Caparezza è resuscitato?
Articolo di Andrea Del Curatolo, 18 anni I.T.T. Cristoforo Colombo dal laboratorio di Zai.Net
11.05.2019
Riportare la chiesa al centro del villaggio. Riportare Michele Salvemini al centro della discografia di Caparezza. Che la scrittura di Caparezza si fosse fatta sempre più introspettiva, lo si era capito ascoltando Prisoner 709 ed Exuvia segue molto questa linea.
L’introspezione è servita molto a Michele in questi anni, anni in cui, è stato vittima di un male che l’ha reso prigioniero di sé stesso, l’acufene. L’acufene lo scinderà tra Michele e Caparezza, l’uomo e l’artista, in una prigionia fisica e mentale dalla quale riuscirà a fuggire solo imparando ad accettarlo come parte di sé. Se Prisoner 709 era detenzione ed evasione, Exuvia è morte e resurrezione. Caparezza lascia il suo corpo, non fisicamente, ma come gli artropodi ai quali rimane solo il loro esoscheletro dopo la muta.

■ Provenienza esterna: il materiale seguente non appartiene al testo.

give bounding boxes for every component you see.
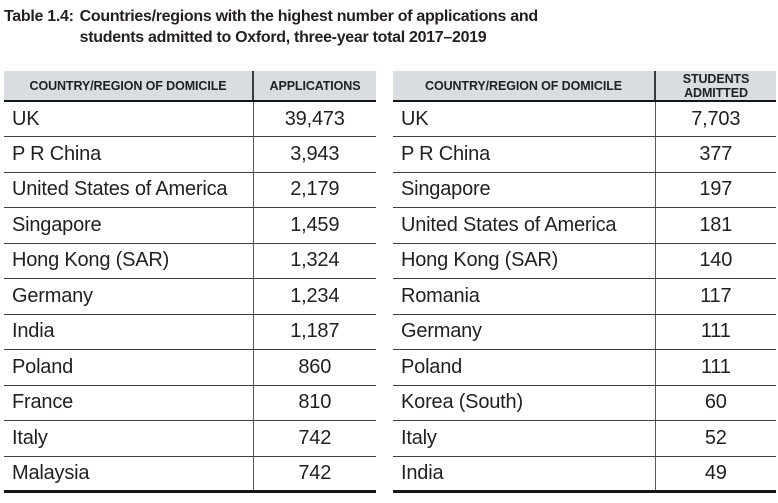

L’ottavo disco, per Michele, è quello più difficile. Non perché debba rispondere ad esigenze particolari ma perché arriva dopo un percorso artistico che ha segnato l’esoscheletro di Michele. Per questo Canthology non dev’essere visto come un brano autocelebrativo ma come un punto di partenza che punta alla riscoperta del proprio io. Michele prende quindi El Sendero, cammino che lo porta a riscoprire le proprie origini. Ma qui c’è l’eterno paradosso: la forza per aprire le ali e spiccare il volo emerge da una battaglia inesausta, fatta di assurdi e contraddizioni. Caparezza intraprende quindi un viaggio di separazioni: è in fuga dal suo disco precedente, che è quindi l’inizio del distacco dai resti del suo io.
Anche le strumentali giocano un ruolo molto importante nell’economia del disco. Non è sorprendente trovare una moltitudine di richiami a diversi generi musicali. La Scelta, ad esempio, ci ricorda la fibra più squisitamente cantautoriale di Capa, sempre aperto alle sperimentazioni e ci ricorda che il suo lavoro è tutto un gioco di metri, ritmi e tempi. L’ipnotico alternarsi di extrabeat e tempo in Canthology ne è un fulgido esempio.
Alla fine dell’ascolto, Exuvia lascia delle domande aperte. E’ un’opera densa ma perfetta sotto ogni punto di vista. Ancora una volta, sembra di essere di fronte ad un testamento artistico. E questo rimarrà in giudizio ai posteri, ma qualsiasi cosa uscirà dopo Exuvia, sarà dopo Exuvia.